“If it is a betting debt, the only safe way is to have it out with your father, and have done with it.”
“You don’t know what my father is! Just made of iron. You might as well put your hand under a Nasmyth’s hammer.” And as he saw that his hearer was unconvinced, “Besides, it is ever so much more than what I put upon Racket! That was only the way out of it! It is all up with me if he hears of it. You might as well pitch me over the cliff at once!”
“Well, what is it then?”
Incoherently, Wilfred stammered out what Bernard understood at last to mean that he had got into the habit of betting at the billiard table, surreptitiously kept up in Ivinghoe Terrace in a house of Richard White’s, not for any excessive sums, and with luck at first on his side than otherwise; but at last he had become involved for a sum not in itself very terrible to elder years, and his creditor was in great dread of pressure from his employers, and insisted on payment. Wilfred, who seemed to have a mortal terror of his father, beyond what Bernard could understand, had been unable to believe that the offence for so slight a sum might be forgiven if voluntarily confessed, had done the worst thing he could, he had paid the debt with a cheque which had, unfortunately, passed through his hands at the office, trusting in a few days to recover the amount by a bet upon the horse, in full security of success! And now!
Before the predicament was made clear, Wilfred reeled, and would have fallen if Bernard had not supported him, and he mumbled something about giddiness and dazzling, insisting at the same time that it was nothing but the miserable pickle, and that if Bernard would not see him out of it, he might as well let him lie there and have done with it.
Happily they were in the immediate neighbourhood of the house, and it was possible to get him into the hall before he entirely collapsed upon a chair; but seeming to recover fresh vigour from alarm at the sound of voices, he rushed at the stairs and dashed up rapidly the two flights to his own room, only throwing back the words, “Dead secret, mind!”
Bernard was glad to have made no promise, and, indeed, Wilfred’s physical condition chiefly occupied him at the moment, for one or two of the girls were hurrying in, asking what was the matter, and at the answer, “He is gone up to his room with a bad headache,” Valetta declared with satisfaction, “Then he has got it! We told him so! But he would go to the office! and, Bernard, so has Lily.”
“Pleasing information!” said Bernard, nettled and amused at the tone of triumph, while Mysie, throwing behind her the words, “It may be nothing,” went off to call Mrs. Halfpenny, who was in a state of importance and something very like pleasure. Bernard strode up to his wife’s room, leaving Valetta half-way in her exposition that when all the family had been laid low by measles at Malta, Wilfred had been a very young infant, and it had always been doubtful whether he had been franked or not; and how he had been reproached with looking ill in the morning, but had fiercely insisted on going down to the office, which he was usually glad to avoid on any excuse.
By the time the household met at dinner, it was plain that they had to resign themselves to being an infected family, though there were not many probable victims, and they were likely only to have the disorder favourably, with the exception of Wilfred, who had evidently got a severe chill, and could only be reported as very ill, though still he vehemently resented any suspicion of being subject to such a babyish complaint.
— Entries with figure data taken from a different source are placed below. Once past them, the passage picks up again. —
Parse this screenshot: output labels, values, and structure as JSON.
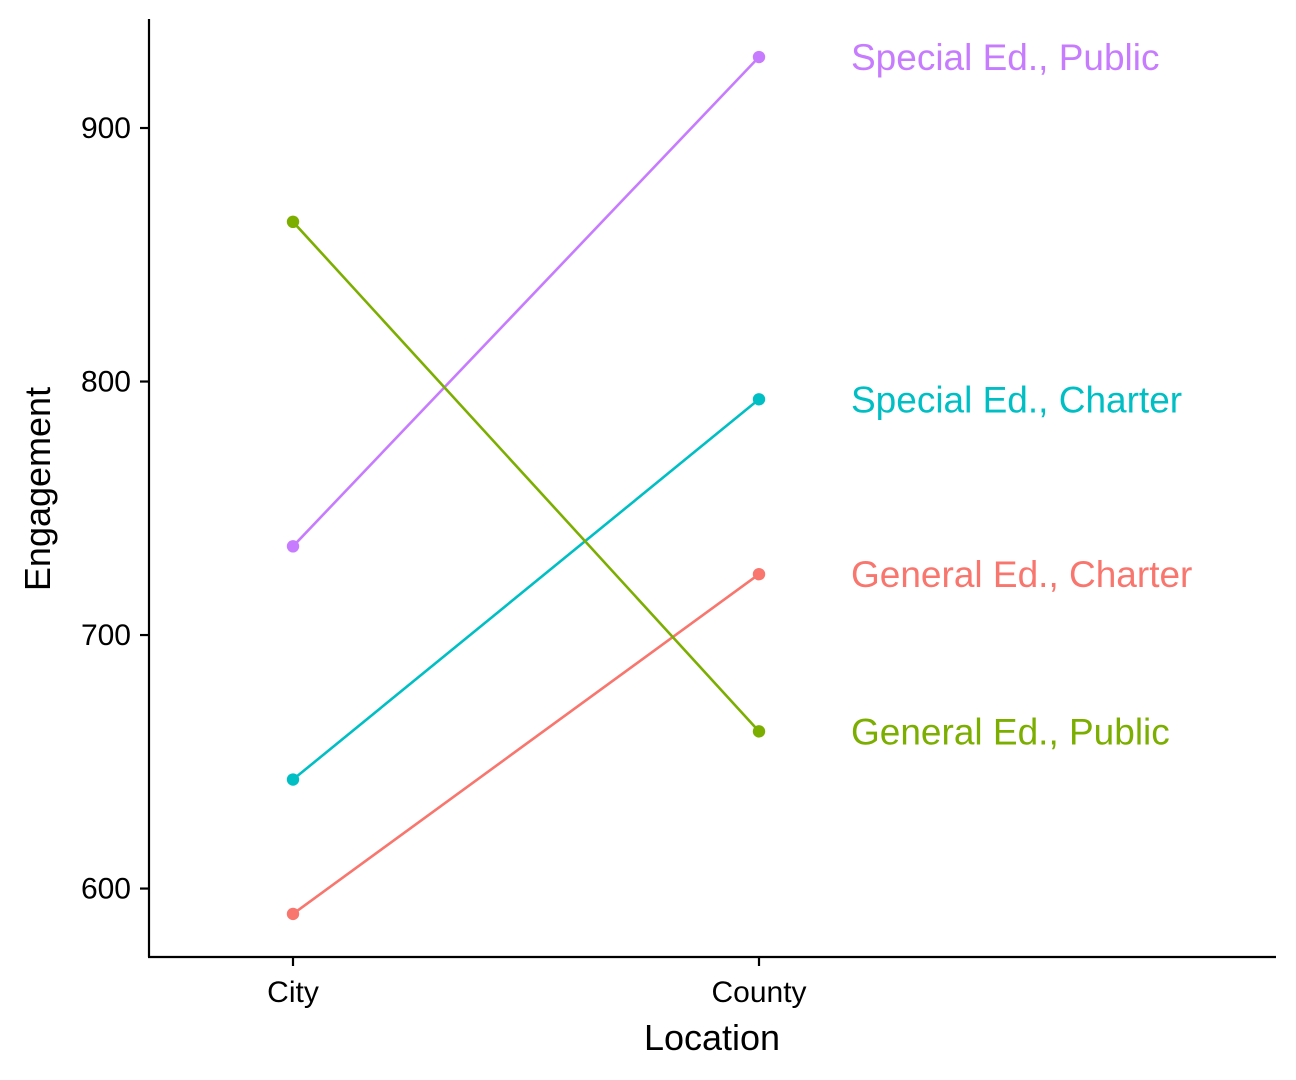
{
  "chart_data": {
    "type": "line",
    "categories": [
      "City",
      "County"
    ],
    "xlabel": "Location",
    "ylabel": "Engagement",
    "ylim": [
      573,
      943
    ],
    "yticks": [
      600,
      700,
      800,
      900
    ],
    "grid": false,
    "legend": "direct labels at right of line ends",
    "series": [
      {
        "name": "Special Ed., Public",
        "color": "#C77CFF",
        "values": [
          735,
          928
        ]
      },
      {
        "name": "Special Ed., Charter",
        "color": "#00BFC4",
        "values": [
          643,
          793
        ]
      },
      {
        "name": "General Ed., Charter",
        "color": "#F8766D",
        "values": [
          590,
          724
        ]
      },
      {
        "name": "General Ed., Public",
        "color": "#7CAE00",
        "values": [
          863,
          662
        ]
      }
    ]
  }
}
But when the break up for the night was just over, Lady Merrifield came in search of Bernard, entreating him to come to speak to Wilfred, who was more and more feverish, almost light-headed, and insisting that he must speak to Bear, “Bear had not promised,” reiterating the summons, so that there was no choice but to comply with it.
He found Wilfred flushed with fever, and violently restless, starting up in bed as he entered, and crying out, “Bear, Bear, will you? will you? You did not promise!”